I watched every second of those hearings.

I think that was among the most embarrassing things I've ever seen. I'm ashamed for my country after that. This man is in the line of succession? Egads and gad zooks.

Was it really as spoon-bendingly bad as it seemed to me?


-- Jimmie "JJ from Good Times" Walker and Annthrax Coulter draw the paparazzi like they usually draw flies. I'm so old I remember when JJ was as emaciated as Coulter.

-- "Internet Argument" is another great toon from August J. Pollack that couldn't wait for the Sunday Funnies.

-- Tom DeLay compares himself to the Duke lacrosse players who were falsely accused of rape, and repeats his double-negative: "I haven’t been found guilty of nothing."

Must stop here, because I'm still laughing so hard it's difficult to breathe.

Tuesday, April 17, 2007

Richardson outpolls "Other" and "No F'ing Clue"

Edwards stretches his lead over Obama to 43-25 in April's survey of Kossacks. Hillary finally pulls ahead of Kucinich, 3-2.

Update (4/18): Jerome has more polls and more analysis.

In other non-shooting-rampage related news ...

-- Go see a movie tonight with filmmaker and Houston native Richard Linklater at the MFAH. He's picked Some Came Running, Vincente Minnelli's 1958 film starring Frank Sinatra, Dean Martin and a very young Shirley MacLaine.

-- When the focus shifted from trying to catch drug traffickers to people crossing the border, then sure enough, drug prosecutions went down. Which of these is the real crime? (I realize you libertarians should answer 'neither'...)

-- My old state rep, the art censor, is building a large house in the district. A very large house.

-- Harris County's new judge, Ed Emmett, supports the completion of the Grand Parkway (bad) but sounds like he's opposed to both the TTC -- mostly he thinks it was bad PR -- and rail anywhere except on Richmond (both good, if true). He's not likely to do much about any of this until he faces the voters (and wins).

-- Republican state legislators are playing smoke-and-mirrors with the stem cell bill. Apparently they can only get things like this done when the Democrats aren't paying attention. South Texas Chisme has more on the story, and the Texas Freedom Network has a petition for you to show your support for stem cell research.

Monday, April 16, 2007

Restricting the Vote: HB-626

Tonight the Texas Progressive Alliance conferenced with John Courage and Terri Sperry of True Courage Action Network, Nate Isaacson of PFAW, and other voting rights activists on HB-626, the voter ID bill which would place too onerous a burden on the rights of Texans to cast their ballots.

The bill requires requires voters to provide a certified copy of a passport, birth certificate, or naturalization papers (proving citizenship) at the time of voter registration, and a photo ID at the polling place. Sonia Santana, my friend and the most engaged citizen in the state of Texas on this issue, posted a recent diary detailing the concerns. Vince and Hal posted on the bill's filing in January, and it comes up for a vote this week.

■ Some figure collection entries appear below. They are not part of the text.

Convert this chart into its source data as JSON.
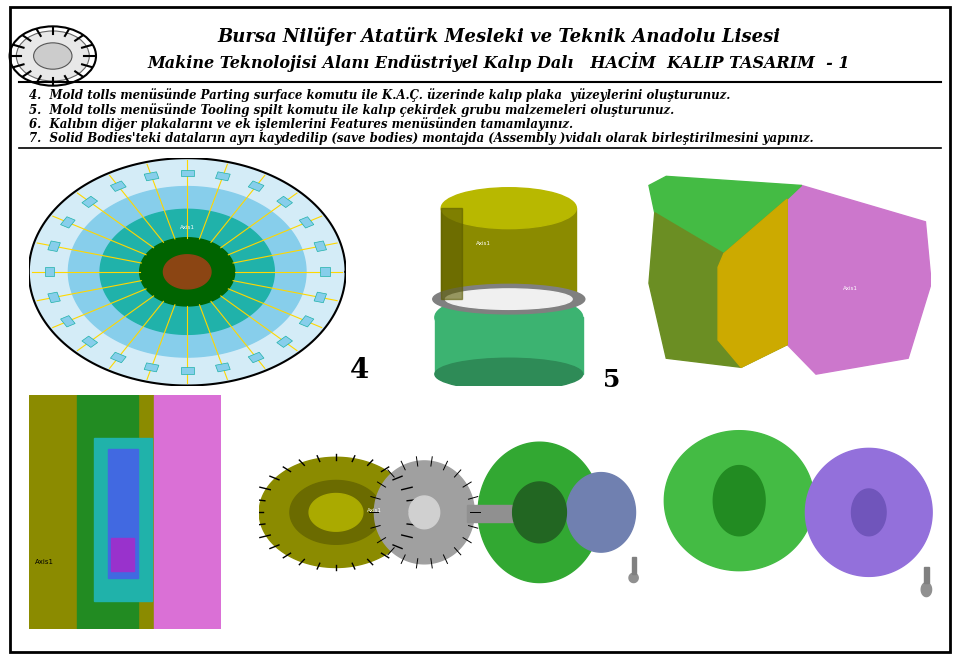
{
  "title_line1": "Bursa Nilüfer Atatürk Mesleki ve Teknik Anadolu Lisesi",
  "title_line2": "Makine Teknolojisi Alanı Endüstriyel Kalıp Dalı   HACİM  KALIP TASARIM  - 1",
  "text_items": [
    "4.  Mold tolls menüsünde Parting surface komutu ile K.A.Ç. üzerinde kalıp plaka  yüzeylerini oluşturunuz.",
    "5.  Mold tolls menüsünde Tooling spilt komutu ile kalıp çekirdek grubu malzemeleri oluşturunuz.",
    "6.  Kalıbın diğer plakalarını ve ek işlemlerini Features menüsünden tamamlayınız.",
    "7.  Solid Bodies'teki dataların ayrı kaydedilip (save bodies) montajda (Assembly )vidalı olarak birleştirilmesini yapınız."
  ],
  "background_color": "#ffffff",
  "title_color": "#000000",
  "text_color": "#000000",
  "border_color": "#000000"
}
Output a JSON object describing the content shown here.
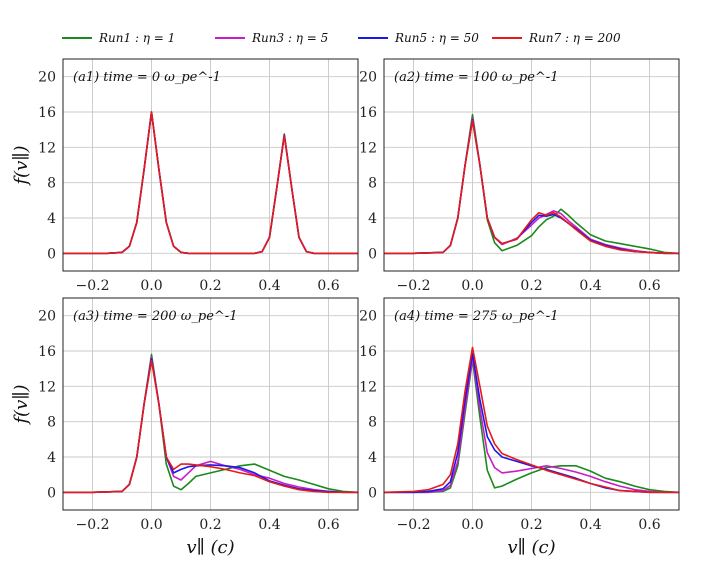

Certified copies -- not the original documents -- are necessary because the copies are retained by the voter registrar, which will no longer be the person you sign up with at the Wal-Mart, or the county fair, or even at the driver's license renewal office. Certified copies aren't inexpensive; costs vary but they're in the range of $20 to $30. That makes this requirement essentially a poll tax, which is precisely what the Republicans sponsoring it want to achieve: suppression of votes by minorities and less-than-wealthy people. But it also will exclude students, seniors, the disabled and many working people by putting too high a price on a person's time and mobility to acquire the proof.

People whose names have changed, through adoption or marriage, will be at an additional disadvantage. People born at home -- a not-so-insignificant number of people in Texas -- don't have a birth certificate, and as such will likewise be inconvenienced at best and disenfranchised at worst.

This is bad legislation with nefarious intent: suppressing the vote under the guise of a concern for a problem which exists only in the imagination of men like Karl Rove.

Contact your state representative and tell them to vote NO. Look up your state rep with this link.

Update (4/17): Paul Burka and I are in complete agreement.